By Regena Handy
I’ve taken up a new hobby. Nothing particularly glamorous or exciting about it. Not even physically exerting or at all artistic. Actually it’s a fairly common diversion, anyone can do it. And many do to a certain extent.
This is the way I heard it described once, comparing it to another form of entertainment. It is ‘like bird watching except with people’. People watching. My latest pastime.
In my former, pre-retired life, all of life was planned. If grocery shopping was on the schedule, that was what I did. At the store I was on a mission — get in and get out.
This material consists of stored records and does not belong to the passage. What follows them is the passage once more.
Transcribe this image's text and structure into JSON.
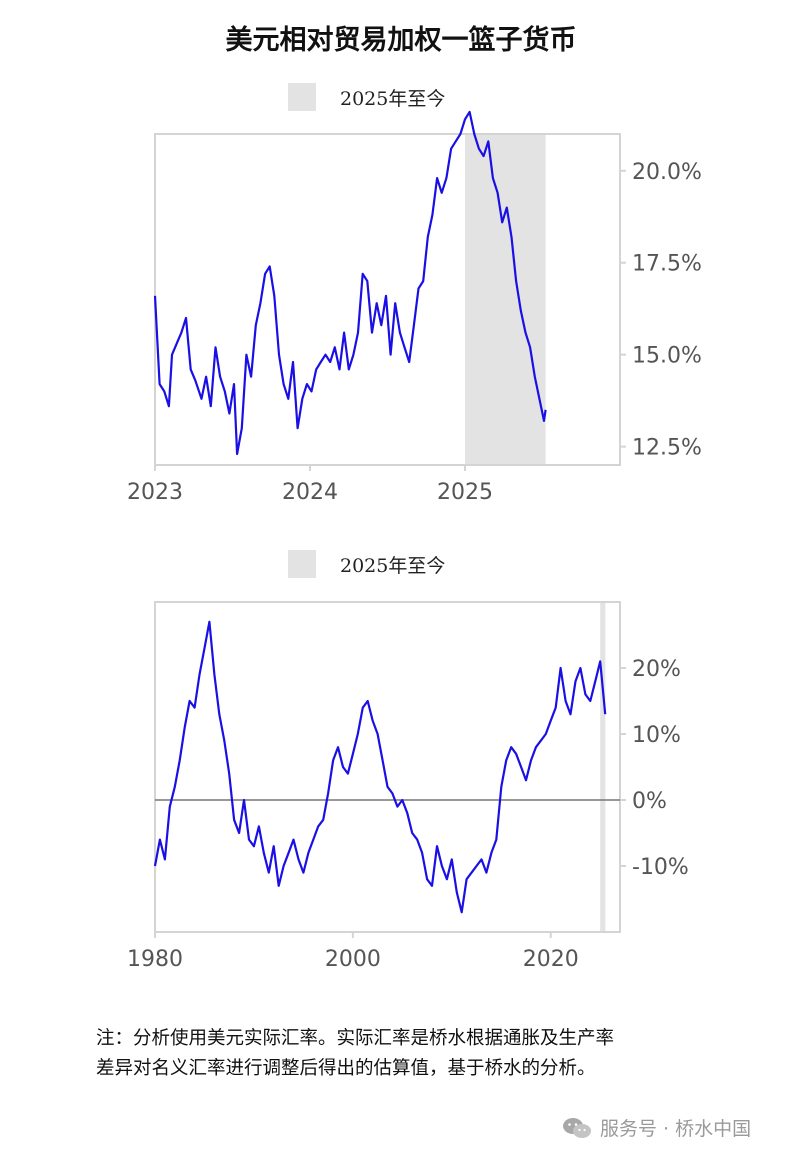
{
  "title": "美元相对贸易加权一篮子货币",
  "colors": {
    "line": "#1a10e6",
    "shade": "#e3e3e3",
    "frame": "#d4d4d4",
    "tick_text": "#555555",
    "zero_line": "#777777"
  },
  "chart_data": [
    {
      "type": "line",
      "title": "",
      "legend": "2025年至今",
      "xlim": [
        2023.0,
        2026.0
      ],
      "ylim": [
        12.0,
        21.0
      ],
      "x_ticks": [
        2023,
        2024,
        2025
      ],
      "x_tick_labels": [
        "2023",
        "2024",
        "2025"
      ],
      "y_ticks": [
        12.5,
        15.0,
        17.5,
        20.0
      ],
      "y_tick_labels": [
        "12.5%",
        "15.0%",
        "17.5%",
        "20.0%"
      ],
      "shaded_region": [
        2025.0,
        2025.52
      ],
      "series": [
        {
          "name": "",
          "x": [
            2023.0,
            2023.03,
            2023.06,
            2023.09,
            2023.11,
            2023.14,
            2023.17,
            2023.2,
            2023.23,
            2023.26,
            2023.3,
            2023.33,
            2023.36,
            2023.39,
            2023.42,
            2023.45,
            2023.48,
            2023.51,
            2023.53,
            2023.56,
            2023.59,
            2023.62,
            2023.65,
            2023.68,
            2023.71,
            2023.74,
            2023.77,
            2023.8,
            2023.83,
            2023.86,
            2023.89,
            2023.92,
            2023.95,
            2023.98,
            2024.01,
            2024.04,
            2024.07,
            2024.1,
            2024.13,
            2024.16,
            2024.19,
            2024.22,
            2024.25,
            2024.28,
            2024.31,
            2024.34,
            2024.37,
            2024.4,
            2024.43,
            2024.46,
            2024.49,
            2024.52,
            2024.55,
            2024.58,
            2024.61,
            2024.64,
            2024.67,
            2024.7,
            2024.73,
            2024.76,
            2024.79,
            2024.82,
            2024.85,
            2024.88,
            2024.91,
            2024.94,
            2024.97,
            2025.0,
            2025.03,
            2025.06,
            2025.09,
            2025.12,
            2025.15,
            2025.18,
            2025.21,
            2025.24,
            2025.27,
            2025.3,
            2025.33,
            2025.36,
            2025.39,
            2025.42,
            2025.45,
            2025.48,
            2025.51,
            2025.52
          ],
          "values": [
            16.6,
            14.2,
            14.0,
            13.6,
            15.0,
            15.3,
            15.6,
            16.0,
            14.6,
            14.3,
            13.8,
            14.4,
            13.6,
            15.2,
            14.4,
            14.0,
            13.4,
            14.2,
            12.3,
            13.0,
            15.0,
            14.4,
            15.8,
            16.4,
            17.2,
            17.4,
            16.6,
            15.0,
            14.2,
            13.8,
            14.8,
            13.0,
            13.8,
            14.2,
            14.0,
            14.6,
            14.8,
            15.0,
            14.8,
            15.2,
            14.6,
            15.6,
            14.6,
            15.0,
            15.6,
            17.2,
            17.0,
            15.6,
            16.4,
            15.8,
            16.6,
            15.0,
            16.4,
            15.6,
            15.2,
            14.8,
            15.8,
            16.8,
            17.0,
            18.2,
            18.8,
            19.8,
            19.4,
            19.8,
            20.6,
            20.8,
            21.0,
            21.4,
            21.6,
            21.0,
            20.6,
            20.4,
            20.8,
            19.8,
            19.4,
            18.6,
            19.0,
            18.2,
            17.0,
            16.2,
            15.6,
            15.2,
            14.4,
            13.8,
            13.2,
            13.5
          ]
        }
      ]
    },
    {
      "type": "line",
      "title": "",
      "legend": "2025年至今",
      "xlim": [
        1980.0,
        2027.0
      ],
      "ylim": [
        -20.0,
        30.0
      ],
      "x_ticks": [
        1980,
        2000,
        2020
      ],
      "x_tick_labels": [
        "1980",
        "2000",
        "2020"
      ],
      "y_ticks": [
        -10,
        0,
        10,
        20
      ],
      "y_tick_labels": [
        "-10%",
        "0%",
        "10%",
        "20%"
      ],
      "zero_line": 0,
      "shaded_region": [
        2025.0,
        2025.52
      ],
      "series": [
        {
          "name": "",
          "x": [
            1980.0,
            1980.5,
            1981.0,
            1981.5,
            1982.0,
            1982.5,
            1983.0,
            1983.5,
            1984.0,
            1984.5,
            1985.0,
            1985.5,
            1986.0,
            1986.5,
            1987.0,
            1987.5,
            1988.0,
            1988.5,
            1989.0,
            1989.5,
            1990.0,
            1990.5,
            1991.0,
            1991.5,
            1992.0,
            1992.5,
            1993.0,
            1993.5,
            1994.0,
            1994.5,
            1995.0,
            1995.5,
            1996.0,
            1996.5,
            1997.0,
            1997.5,
            1998.0,
            1998.5,
            1999.0,
            1999.5,
            2000.0,
            2000.5,
            2001.0,
            2001.5,
            2002.0,
            2002.5,
            2003.0,
            2003.5,
            2004.0,
            2004.5,
            2005.0,
            2005.5,
            2006.0,
            2006.5,
            2007.0,
            2007.5,
            2008.0,
            2008.5,
            2009.0,
            2009.5,
            2010.0,
            2010.5,
            2011.0,
            2011.5,
            2012.0,
            2012.5,
            2013.0,
            2013.5,
            2014.0,
            2014.5,
            2015.0,
            2015.5,
            2016.0,
            2016.5,
            2017.0,
            2017.5,
            2018.0,
            2018.5,
            2019.0,
            2019.5,
            2020.0,
            2020.5,
            2021.0,
            2021.5,
            2022.0,
            2022.5,
            2023.0,
            2023.5,
            2024.0,
            2024.5,
            2025.0,
            2025.5
          ],
          "values": [
            -10.0,
            -6.0,
            -9.0,
            -1.0,
            2.0,
            6.0,
            11.0,
            15.0,
            14.0,
            19.0,
            23.0,
            27.0,
            19.0,
            13.0,
            9.0,
            4.0,
            -3.0,
            -5.0,
            0.0,
            -6.0,
            -7.0,
            -4.0,
            -8.0,
            -11.0,
            -7.0,
            -13.0,
            -10.0,
            -8.0,
            -6.0,
            -9.0,
            -11.0,
            -8.0,
            -6.0,
            -4.0,
            -3.0,
            1.0,
            6.0,
            8.0,
            5.0,
            4.0,
            7.0,
            10.0,
            14.0,
            15.0,
            12.0,
            10.0,
            6.0,
            2.0,
            1.0,
            -1.0,
            0.0,
            -2.0,
            -5.0,
            -6.0,
            -8.0,
            -12.0,
            -13.0,
            -7.0,
            -10.0,
            -12.0,
            -9.0,
            -14.0,
            -17.0,
            -12.0,
            -11.0,
            -10.0,
            -9.0,
            -11.0,
            -8.0,
            -6.0,
            2.0,
            6.0,
            8.0,
            7.0,
            5.0,
            3.0,
            6.0,
            8.0,
            9.0,
            10.0,
            12.0,
            14.0,
            20.0,
            15.0,
            13.0,
            18.0,
            20.0,
            16.0,
            15.0,
            18.0,
            21.0,
            13.0
          ]
        }
      ]
    }
  ],
  "note": {
    "line1": "注：分析使用美元实际汇率。实际汇率是桥水根据通胀及生产率",
    "line2": "差异对名义汇率进行调整后得出的估算值，基于桥水的分析。"
  },
  "watermark": {
    "icon": "wechat-icon",
    "text": "服务号 · 桥水中国"
  }
}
No lingering or ‘lollygagging around’, as my mother would have said.
But these days when errands need to be done, my husband and I often make the trip together, taking care of several tasks. Such excursions sometimes allow that I am the one who waits in the vehicle while he takes care of business. It used to be that I carried a book with me at all times, using any spare minutes to catch up on my reading. But now I instead use such occasions to observe those fascinating creatures around me called humans.
For a couple of years, I spent several hours each week with an elderly relative. She lived alone so her favorite thing to do was to get a milkshake and park in the Walmart lot, watching shoppers come and go. An ideal public location for seeing a variety of people.
To me this idle practice of observing others is totally innocent. While some might consider such action to be done out of nosiness or even an invasion of privacy, I never do so with the slightest bit of maliciousness or as an act of judging. It is nothing more than a straightforward interest in the rest of the world and its inhabitants.
In fact for a writer, observing others stimulates the imagination. We have all certainly heard the phrases that ‘truth is stranger than fiction’ and ‘everyone has a story.’ Same goes for the invented people that populate stories. Seldom could a writer dream up one that outshines the true characters we all meet on a daily basis. Factual situations and real people often plant little seeds in a writer’s brain that grow into a story all its own, perhaps inspired by but, in the end, no way related to a true event.
When they were younger my kids would call me on it when they saw me unconsciously looking at strangers. “Mom, don’t stare,” they’d say. What they didn’t realize was that the constant story writer that lives in me was busy at work, noting others’ idiosyncrasies, arranging my version of their particular story in my mind.
It’s especially entertaining to observe others who are doing the same — in other words, watch people who are people watching. You ever wonder if there is someone watching you watch someone else watch yet another person. Sort of like a hallway of mirrors, reflecting on and on, endless. Whew! A brain teaser I’ll leave with you to mull on.